Why Every LinkedIn Post Sounds the Same
Scroll LinkedIn for five minutes. You will see the same post 40 times. An emoji-bullet list. A hook that opens with a fake confession. A story about someone crying in a meeting or quitting on the spot. A closing line that asks you to agree or drop your thoughts below. These posts sound identical because they are. They share a template. And that template is AI-generated, whether the person used ChatGPT or just internalized the format so deeply they reproduce it manually.
The problem is not that people use AI to draft LinkedIn posts. The problem is that the output is so uniform you can identify it from the first line. Readers have learned the template too. They scroll past. They mute. They associate your face with generic content and stop seeing you as a real operator. If your goal is to build a professional presence, sounding like the feed average is the fastest way to disappear into it.
The Template to Stop Using Immediately
Here is the formula that has taken over LinkedIn. Every part of it is a signal that the writer either prompted an LLM or copied someone who did.
1. Emoji Bullet Lists
Every sentence gets its own emoji prefix. A checkmark. A rocket. A lightbulb. A fire emoji for emphasis. This format came from power users who used bullet structure to make skimmable posts. It worked. Then AI models learned that this format correlates with high engagement and started defaulting to it for every professional post. Now the emoji bullet is a dead giveaway. When every line starts with an icon, your post looks like a vending machine sold it.

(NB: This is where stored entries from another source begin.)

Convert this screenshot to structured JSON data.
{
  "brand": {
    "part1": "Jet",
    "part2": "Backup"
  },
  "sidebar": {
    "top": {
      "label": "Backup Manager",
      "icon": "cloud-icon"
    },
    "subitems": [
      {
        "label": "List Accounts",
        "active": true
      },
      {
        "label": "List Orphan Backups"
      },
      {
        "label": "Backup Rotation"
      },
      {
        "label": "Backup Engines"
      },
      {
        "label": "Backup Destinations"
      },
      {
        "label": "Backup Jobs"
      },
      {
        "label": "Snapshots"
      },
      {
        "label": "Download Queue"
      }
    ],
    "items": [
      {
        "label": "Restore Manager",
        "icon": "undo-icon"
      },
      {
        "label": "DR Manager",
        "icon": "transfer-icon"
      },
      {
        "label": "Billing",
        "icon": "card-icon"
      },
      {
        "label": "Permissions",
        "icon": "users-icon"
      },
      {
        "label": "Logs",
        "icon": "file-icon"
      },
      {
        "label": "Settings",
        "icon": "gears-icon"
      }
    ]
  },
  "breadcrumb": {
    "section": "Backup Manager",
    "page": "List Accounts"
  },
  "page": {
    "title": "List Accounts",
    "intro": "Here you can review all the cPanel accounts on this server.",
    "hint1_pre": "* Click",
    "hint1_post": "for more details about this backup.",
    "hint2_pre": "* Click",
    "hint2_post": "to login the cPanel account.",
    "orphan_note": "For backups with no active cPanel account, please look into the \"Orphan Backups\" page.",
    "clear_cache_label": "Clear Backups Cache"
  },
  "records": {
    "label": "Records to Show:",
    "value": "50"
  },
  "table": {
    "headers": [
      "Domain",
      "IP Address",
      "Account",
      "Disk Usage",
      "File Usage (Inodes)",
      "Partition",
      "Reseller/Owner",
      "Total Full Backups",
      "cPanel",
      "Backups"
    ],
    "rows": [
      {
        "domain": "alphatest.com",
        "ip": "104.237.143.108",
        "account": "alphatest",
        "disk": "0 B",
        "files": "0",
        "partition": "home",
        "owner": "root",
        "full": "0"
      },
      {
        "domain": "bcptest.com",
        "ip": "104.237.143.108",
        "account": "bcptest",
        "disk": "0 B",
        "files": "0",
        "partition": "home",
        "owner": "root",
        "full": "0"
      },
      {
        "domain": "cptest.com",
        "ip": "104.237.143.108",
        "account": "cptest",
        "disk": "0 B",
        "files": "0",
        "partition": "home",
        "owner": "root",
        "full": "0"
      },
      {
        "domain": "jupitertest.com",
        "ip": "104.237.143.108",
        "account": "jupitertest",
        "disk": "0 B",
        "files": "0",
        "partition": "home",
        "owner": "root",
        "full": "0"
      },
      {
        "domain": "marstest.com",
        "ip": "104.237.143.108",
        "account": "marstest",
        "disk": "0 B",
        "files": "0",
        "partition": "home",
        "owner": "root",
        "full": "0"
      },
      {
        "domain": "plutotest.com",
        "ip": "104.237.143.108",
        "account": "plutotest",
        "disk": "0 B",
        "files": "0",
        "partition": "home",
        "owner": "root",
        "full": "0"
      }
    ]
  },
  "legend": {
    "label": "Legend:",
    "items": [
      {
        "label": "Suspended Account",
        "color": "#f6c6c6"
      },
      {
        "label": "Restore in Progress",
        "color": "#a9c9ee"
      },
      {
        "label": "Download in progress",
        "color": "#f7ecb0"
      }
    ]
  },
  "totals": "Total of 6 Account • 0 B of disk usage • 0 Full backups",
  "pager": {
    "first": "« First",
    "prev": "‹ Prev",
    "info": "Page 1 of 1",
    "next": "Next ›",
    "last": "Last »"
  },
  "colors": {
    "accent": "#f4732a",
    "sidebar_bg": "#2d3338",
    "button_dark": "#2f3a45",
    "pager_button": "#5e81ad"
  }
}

2. The Negation-Elevation Hook
You know the pattern. "It is not about working harder. It is about working smarter." "Content is not king. Distribution is king." "AI will not replace you. Someone using AI will." This structure signals that the writer reached for the most predictable framing available. The negation half sets up a strawman no one was defending. The elevation half delivers a platitude dressed as insight. Both halves come straight from the language model's most-probable-next-token drawer.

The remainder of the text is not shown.